I’m in the process of putting together a new music-themed feature article for Nuketown. My intention is to do something similar to the Mac RPG feature, with links to Web sites focusing on music in role-playing games, links to RPG musicians, commentary from gamers. I also plan on writing some original articles about using music in your game. The challenge now, of course, is finding everything I need.

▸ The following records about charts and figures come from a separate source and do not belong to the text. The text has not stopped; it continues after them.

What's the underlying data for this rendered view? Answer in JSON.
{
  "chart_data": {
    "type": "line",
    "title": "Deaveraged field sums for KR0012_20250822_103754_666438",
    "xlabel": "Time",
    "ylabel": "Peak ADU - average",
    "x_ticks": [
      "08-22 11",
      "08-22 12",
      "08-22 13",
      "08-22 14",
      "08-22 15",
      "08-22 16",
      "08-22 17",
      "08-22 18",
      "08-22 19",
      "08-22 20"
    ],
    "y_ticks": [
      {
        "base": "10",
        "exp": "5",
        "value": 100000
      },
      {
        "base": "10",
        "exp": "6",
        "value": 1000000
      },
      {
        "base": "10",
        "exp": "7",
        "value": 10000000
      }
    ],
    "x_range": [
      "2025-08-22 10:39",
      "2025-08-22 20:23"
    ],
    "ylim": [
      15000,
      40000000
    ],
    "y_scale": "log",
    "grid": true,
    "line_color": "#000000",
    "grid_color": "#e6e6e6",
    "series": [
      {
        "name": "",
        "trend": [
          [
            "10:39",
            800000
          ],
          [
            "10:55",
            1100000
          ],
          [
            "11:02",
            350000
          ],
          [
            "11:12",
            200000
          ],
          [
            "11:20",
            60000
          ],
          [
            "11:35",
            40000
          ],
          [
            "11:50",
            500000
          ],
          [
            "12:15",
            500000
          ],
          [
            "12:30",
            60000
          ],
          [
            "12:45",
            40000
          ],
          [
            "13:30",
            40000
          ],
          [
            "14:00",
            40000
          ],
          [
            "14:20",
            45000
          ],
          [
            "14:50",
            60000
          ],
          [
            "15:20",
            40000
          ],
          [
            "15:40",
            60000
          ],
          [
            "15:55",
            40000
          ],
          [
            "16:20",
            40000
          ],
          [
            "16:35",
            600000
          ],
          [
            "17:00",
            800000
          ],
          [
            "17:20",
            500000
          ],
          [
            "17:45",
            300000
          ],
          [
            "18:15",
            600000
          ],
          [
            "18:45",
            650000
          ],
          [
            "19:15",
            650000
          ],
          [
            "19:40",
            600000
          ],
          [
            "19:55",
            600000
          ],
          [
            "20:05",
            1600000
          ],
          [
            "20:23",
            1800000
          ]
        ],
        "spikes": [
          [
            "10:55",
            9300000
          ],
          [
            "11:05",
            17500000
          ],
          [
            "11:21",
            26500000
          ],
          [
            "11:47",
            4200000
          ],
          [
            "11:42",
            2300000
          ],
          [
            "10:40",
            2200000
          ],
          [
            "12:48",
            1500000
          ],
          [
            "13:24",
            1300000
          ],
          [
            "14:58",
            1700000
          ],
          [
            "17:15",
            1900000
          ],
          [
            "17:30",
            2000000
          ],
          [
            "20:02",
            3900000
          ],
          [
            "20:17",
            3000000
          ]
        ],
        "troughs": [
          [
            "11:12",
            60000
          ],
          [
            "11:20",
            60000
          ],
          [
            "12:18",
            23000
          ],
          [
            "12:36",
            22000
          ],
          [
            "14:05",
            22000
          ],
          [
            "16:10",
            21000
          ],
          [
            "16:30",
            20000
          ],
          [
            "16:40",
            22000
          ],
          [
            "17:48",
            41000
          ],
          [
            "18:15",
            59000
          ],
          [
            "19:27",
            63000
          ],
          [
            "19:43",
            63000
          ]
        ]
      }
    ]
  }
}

I’m of to a decent start, but I’m surprised at just how little information I’m turning up regarding music and role-playing games, especially given its periodic coverage in the various gaming magazines. It’s a subject that the blogs and webzines just don’t seem to cover very much, if at all.
Another reason why finding such resources — if they even exist — is so difficult, is that people playing computer role-playing games completely overwhelm pen-and-paper gamers with their conversations about RPG music. Want sheet music for Final Fantasy? You can find that in a heart beat. Want suggestions for what music will complement your Alternity Star*Drive campaign? Well, that’s a lot harder.
And, dear readers, is where you come in. If you know of a good music RPG resource — a review, a band web site, a database of useful songs — please let me know about it by emailing firstname.lastname@example.org (be sure to include the site’s URL!). You can also use that form to send me your own thoughts and comments about how you use music during your game (soundtracks, software, hardware, programs, whatever).
I’ll start things things off by noting a few of the resources I’ve already found.
RPG MP3 doesn’t have a lot in the way of music right now, but it does have a few fan songs and audio recordings of game sessions.
GameWyrd’s Music For Role-Playing has a bunch of music recommendations based on specific games. There’s very little in the way of commentary though; it’s mostly just links to Amazon.com.
The RPG Music Project at DnDResources.com has lists of real-world music and movie soundtracks that work well with role-playing games. The formatting is a little wonky, but it’s readable.
Toxic Bag Productions is known for their gaming sound effects CDs.